Привели нас к древнему старику. Борода по пояс, седой весь, аж до желтизны. Поздоровались мы с ним, разговорились. Стали спрашивать, по какому случаю они живут в лесу звериным обычаем и не лучше ли бы им вернуться в свои деревни. Но старик оказался себе на уме: не столько отвечал, сколько сам спрашивал.
— Ушли мы, сынок (это он Деда так обозвал), от скверны мира сего, от безбожной Советской власти… Ты, поди, тоже в бога не веришь?
— Нет, верю, только в своего.
— Какой же он, твой бог?
— Мой бог — советская правда. Эта правда народу глаза открывает, к новой, светлой жизни путь указывает.
— Красно баешь, — усмехнулся старик.
— Так как же с возвращением-то?
— А это, родимый, как мир решит. Созовем сход, вот и пускай тебя послушают да решат, как бог велит.
Старик мне не поглянулся. Вижу — лукавый. Но пришлось согласиться. Стали мы среди поляны, а вокруг нас начал собираться народ — орлы эти самые. Чумазые, худые и, видать, злые до последней степени. Тут и женки ихние с детьми. Множество пришло, глядят на нас дико, меж собой переговариваются. Слышим, говорят про нас: «Из города… должно, коммунисты… Пришли сговаривать в свою веру…»
Дед спокойно начал объяснять положение:
— Вот, мужички, видите, какая погода стоит. Самая пора за сев приниматься, а вы в лесу живете. Пашни ваши травой зарастают, а вы по тайге бродите. Неужели не стосковались руки ваши по природной вашей крестьянской работе?..
Тут и началась настоящая история. Поднялся такой гвалт, что у меня поджилки затряслись. Одни кричат: «Правильно говорит! Домой пора! Хватит, нахлебались дыму!» Другие вопят: «Не пойдем к сатанам! Обманывает коммунист! Вернемся — три шкуры с нас сдерут!»
Особенно старался один большеротый, костлявый. Петушиным голосом орал:
— Хватайте их, доглядчиков! Камень на шею — и в Бухтарму!
— Бей их! — раздались голоса.
Тут я здорово струсил. Вижу одни разинутые рты и кулаки. Может, Дед тоже испугался, но только поднял руку и спокойно, но громко сказал:
— Убить нас дело нехитрое. Мы к вам пришли безоружные. Согласны вы жить как люди, возвращайтесь в свои деревни и села, а не хотите — ваша воля…

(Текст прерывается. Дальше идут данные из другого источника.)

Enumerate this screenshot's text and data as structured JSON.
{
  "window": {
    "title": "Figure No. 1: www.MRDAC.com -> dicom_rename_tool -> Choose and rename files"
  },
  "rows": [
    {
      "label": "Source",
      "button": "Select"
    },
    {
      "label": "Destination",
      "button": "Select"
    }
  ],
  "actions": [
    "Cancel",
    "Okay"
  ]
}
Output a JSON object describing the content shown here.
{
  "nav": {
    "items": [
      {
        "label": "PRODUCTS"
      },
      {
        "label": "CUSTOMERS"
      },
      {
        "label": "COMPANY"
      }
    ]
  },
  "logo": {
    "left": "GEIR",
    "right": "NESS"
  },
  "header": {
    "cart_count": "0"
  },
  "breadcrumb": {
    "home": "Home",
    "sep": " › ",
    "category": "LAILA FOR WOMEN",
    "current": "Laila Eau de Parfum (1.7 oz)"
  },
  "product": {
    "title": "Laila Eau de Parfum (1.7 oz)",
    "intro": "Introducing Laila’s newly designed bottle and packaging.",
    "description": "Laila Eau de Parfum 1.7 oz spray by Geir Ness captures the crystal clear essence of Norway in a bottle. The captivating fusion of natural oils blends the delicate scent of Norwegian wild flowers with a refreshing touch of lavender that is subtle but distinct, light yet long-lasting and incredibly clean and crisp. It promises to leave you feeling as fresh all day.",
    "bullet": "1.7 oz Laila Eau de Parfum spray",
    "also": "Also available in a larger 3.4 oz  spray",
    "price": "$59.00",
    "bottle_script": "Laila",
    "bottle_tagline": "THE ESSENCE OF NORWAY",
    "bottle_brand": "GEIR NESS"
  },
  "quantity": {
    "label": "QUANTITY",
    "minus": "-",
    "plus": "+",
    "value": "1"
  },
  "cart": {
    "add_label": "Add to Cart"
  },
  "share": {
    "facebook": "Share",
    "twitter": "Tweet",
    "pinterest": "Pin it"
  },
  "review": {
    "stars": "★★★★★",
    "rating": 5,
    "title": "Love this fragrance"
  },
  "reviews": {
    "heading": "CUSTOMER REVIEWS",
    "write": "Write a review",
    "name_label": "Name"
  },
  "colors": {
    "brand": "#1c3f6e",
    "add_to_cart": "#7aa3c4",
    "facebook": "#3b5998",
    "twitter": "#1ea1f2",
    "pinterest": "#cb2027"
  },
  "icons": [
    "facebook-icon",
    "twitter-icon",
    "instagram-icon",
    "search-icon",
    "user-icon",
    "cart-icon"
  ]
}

Опять поднялся невообразимый шум. Одни за, другие против. Но тут вмешались бабы, им-то, беднягам, эта орлиная жизнь досталась вдвойне солоно.
— Домой! — вопили они. — Разве это жизнь? Мы такого горя еще не видывали! Пускай старики остаются, а мы домой желаем!
Долговязый куда-то смылся, ушел и древний Пимен. У меня отлегло от сердца, и Дед повеселел.